Gewerkschaft droht mit Streiks / Branche blickt auf Pilotbezirk Baden-Württemberg Metalltarifparteien bewegen sich kein Stück
Warnstreiks bei Novelis in Nachterstedt und KSB in Halle. Die vierte Tarifrunde für die Metall- und Elektroindustrie in Sachsen-Anhalt wurde gestern ergebnislos vertagt. Laut Gewerkschaft droht ein Großkonflikt.
Magdeburg l Beim Hersteller von Aluminiumwalzprodukten Novelis in Nachterstedt legten Metaller gestern zeitweise die Arbeit nieder, beim Pumpenhersteller KSB in Halle sind heute Mitarbeiter zum Warnstreik aufgerufen. An der Streikfront ernst werden könnte es ab Pfingsten.
"Wenn die Arbeitgeber bis dahin ihre Haltung nicht ändern sollten, können sie sich auf einen Großkonflikt einrichten", sagte gestern der IG-Metall-Bezirksleiter und -Verhandlungsführer Hartmut Meine nach einer kurzen, annäherungslosen Verhandlungsrunde in einem Beratungsraum des Magdeburger Hotels Ratswaage. "Es hat den Anschein, dass die IG Metall bislang nicht an einer konstruktiven Lösung interessiert ist", gab Heinz Ziesmann, Verhandlungsführer vom Verband der Metall- und Elektroindustrie Sachsen-Anhalt (VME), den Ball zurück.
Damit blieb es bei dem Arbeitgeberangebot von 3,0 Prozent bei einer Laufzeit von 14 Monaten.
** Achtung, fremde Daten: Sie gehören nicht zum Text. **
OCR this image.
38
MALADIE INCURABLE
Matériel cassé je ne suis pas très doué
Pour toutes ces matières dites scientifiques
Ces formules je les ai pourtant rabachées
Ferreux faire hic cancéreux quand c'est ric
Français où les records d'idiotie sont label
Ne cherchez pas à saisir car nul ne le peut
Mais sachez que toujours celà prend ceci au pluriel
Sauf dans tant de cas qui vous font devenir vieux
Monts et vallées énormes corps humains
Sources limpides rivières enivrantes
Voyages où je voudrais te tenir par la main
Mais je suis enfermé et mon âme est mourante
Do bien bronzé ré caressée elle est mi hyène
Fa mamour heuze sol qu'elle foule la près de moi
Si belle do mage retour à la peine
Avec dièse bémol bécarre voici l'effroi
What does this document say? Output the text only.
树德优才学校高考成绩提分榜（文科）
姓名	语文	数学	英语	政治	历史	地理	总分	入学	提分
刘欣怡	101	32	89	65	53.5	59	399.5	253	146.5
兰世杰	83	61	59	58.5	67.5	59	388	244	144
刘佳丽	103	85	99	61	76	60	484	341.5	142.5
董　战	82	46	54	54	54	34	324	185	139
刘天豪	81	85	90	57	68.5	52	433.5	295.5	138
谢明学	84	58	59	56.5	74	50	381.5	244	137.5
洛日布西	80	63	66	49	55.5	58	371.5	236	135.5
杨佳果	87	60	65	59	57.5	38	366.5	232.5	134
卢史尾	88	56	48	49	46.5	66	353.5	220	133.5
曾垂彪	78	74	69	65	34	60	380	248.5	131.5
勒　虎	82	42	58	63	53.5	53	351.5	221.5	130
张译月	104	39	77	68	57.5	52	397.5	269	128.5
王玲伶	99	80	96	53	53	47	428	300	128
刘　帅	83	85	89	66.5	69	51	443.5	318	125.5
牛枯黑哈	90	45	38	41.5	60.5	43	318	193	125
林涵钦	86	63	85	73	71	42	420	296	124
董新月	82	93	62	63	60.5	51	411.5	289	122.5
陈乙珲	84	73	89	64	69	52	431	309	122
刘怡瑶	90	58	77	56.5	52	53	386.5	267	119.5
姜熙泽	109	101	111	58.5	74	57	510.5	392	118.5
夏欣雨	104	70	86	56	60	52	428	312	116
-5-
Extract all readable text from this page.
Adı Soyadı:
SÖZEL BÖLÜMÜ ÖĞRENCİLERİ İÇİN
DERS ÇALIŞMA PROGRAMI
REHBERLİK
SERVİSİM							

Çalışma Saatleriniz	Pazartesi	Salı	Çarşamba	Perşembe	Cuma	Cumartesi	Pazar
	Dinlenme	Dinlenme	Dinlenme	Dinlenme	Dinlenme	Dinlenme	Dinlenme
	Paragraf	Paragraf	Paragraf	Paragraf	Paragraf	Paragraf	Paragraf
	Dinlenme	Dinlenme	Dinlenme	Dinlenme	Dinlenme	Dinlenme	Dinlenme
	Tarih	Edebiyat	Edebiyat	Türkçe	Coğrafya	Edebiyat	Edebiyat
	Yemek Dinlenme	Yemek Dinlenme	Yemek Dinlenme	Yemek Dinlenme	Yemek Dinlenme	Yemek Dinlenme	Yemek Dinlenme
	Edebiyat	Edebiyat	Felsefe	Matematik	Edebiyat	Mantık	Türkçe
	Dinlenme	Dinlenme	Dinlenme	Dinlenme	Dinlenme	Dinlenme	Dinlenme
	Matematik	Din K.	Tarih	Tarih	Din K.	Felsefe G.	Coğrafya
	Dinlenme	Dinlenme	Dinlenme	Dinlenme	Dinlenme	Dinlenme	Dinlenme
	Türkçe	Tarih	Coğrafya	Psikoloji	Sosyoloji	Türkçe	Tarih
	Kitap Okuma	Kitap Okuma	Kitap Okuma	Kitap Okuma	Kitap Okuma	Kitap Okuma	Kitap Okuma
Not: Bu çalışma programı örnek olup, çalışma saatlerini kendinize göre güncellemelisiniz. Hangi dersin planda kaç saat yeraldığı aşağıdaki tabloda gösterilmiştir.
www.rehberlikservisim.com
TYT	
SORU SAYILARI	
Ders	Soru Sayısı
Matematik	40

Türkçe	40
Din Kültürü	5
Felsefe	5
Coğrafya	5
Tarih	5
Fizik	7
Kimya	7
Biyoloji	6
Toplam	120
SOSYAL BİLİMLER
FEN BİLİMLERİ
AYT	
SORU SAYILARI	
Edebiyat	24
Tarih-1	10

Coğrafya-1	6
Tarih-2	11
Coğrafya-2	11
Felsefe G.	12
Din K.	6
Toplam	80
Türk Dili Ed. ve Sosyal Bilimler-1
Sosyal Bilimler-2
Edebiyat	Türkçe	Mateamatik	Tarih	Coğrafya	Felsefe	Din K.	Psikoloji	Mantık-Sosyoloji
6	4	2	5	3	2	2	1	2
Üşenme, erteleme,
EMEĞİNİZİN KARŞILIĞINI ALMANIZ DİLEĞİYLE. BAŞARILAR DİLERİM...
Die IG Metall fordert weiterhin 6,5 Prozent mehr Geld bei zwölf Monaten Laufzeit. "Der Verteilungsspielraum wird von Produktivität und Inflationsrate bestimmt", sagte VME-Hauptgeschäftsführer Matthias Menger. "Die Gewerkschaft geht davon aus, dass es einen Nachholbedarf gibt, dabei wird aber negiert, dass der Umsatz gerade erst wieder auf Vorkrisenniveau angekommen ist und dass die Auftragseingänge teilweise schon wieder sinken", sagt er im Volksstimme-Gespräch.
Auch bei den Themen Azubis und Leiharbeit kamen sich die Tarifparteien gestern kein Stück näher. Auf eine Erweiterung der Mitbestimmungsrechte für die Leiharbeiter wollen sich die Arbeitgeber nicht einlassen. "Leiharbeit ist ein überaus wichtiges Instrument, um in den Unternehmen die Flexibilität zu erhalten und die Stammbelegschaft zu stützen", argumentierte Menger. Hier wollen sich die Unternehmen ihre Entscheidungsfreiheiten bei solchen Fragen, ob, in welchem Umfang und wie lange Leiharbeiter im Betrieb eingesetzt werden, nicht beschneiden lassen. Die Gewerkschaft brandmarkte diese Haltung gestern als ein "Nein zu fairen Leiharbeitsbedingungen".
Dass sich trotz absehbaren Fachkräftemangels bei der unbefristeten Übernahme der Lehrlinge bisher nichts dreht, ist für Meine unverständlich. "Es gibt bereits einen Mangel an Auszubildenden, die Unternehmen sollten versuchen, die jungen Leute nach Berufsabschluss zu halten."
Einzig bei der Einstiegsqualifizierung war es in einer früheren Verhandlungsrunde zu einer Annäherung gekommen. Der Arbeitgeberverband wolle die Unternehmen dafür sensibilisieren, dass sie Schulabgängern, die die Anforderungen für eine Ausbildung noch nicht erfüllen, eine Chance geben", sagte Menger. Überzeugungsarbeit und angemessene tarifliche Regelungen seien nötig.
Heute wird in Baden-Württemberg verhandelt. Gebe es keinen Lösungsweg zur unbefristeten Übernahme der Ausgebildeten und für die Leiharbeiter, könne es umgehend eine Urabstimmung zum Streik geben, kündigte IG-Metall-Chef Berthold Huber an. Eine bundesweite Ausweitung der Warnstreiks ist für diese Woche angekündigt.
In Sachsen-Anhalt nehme die Streikbereitschaft zu, sagte der IG-Metall-Pressesprecher für Niedersachsen und Sachsen-Anhalt, Uwe Stoffregen. Mit dem Fachkräftemangel steige das Selbstbewusstsein der Beschäftigten.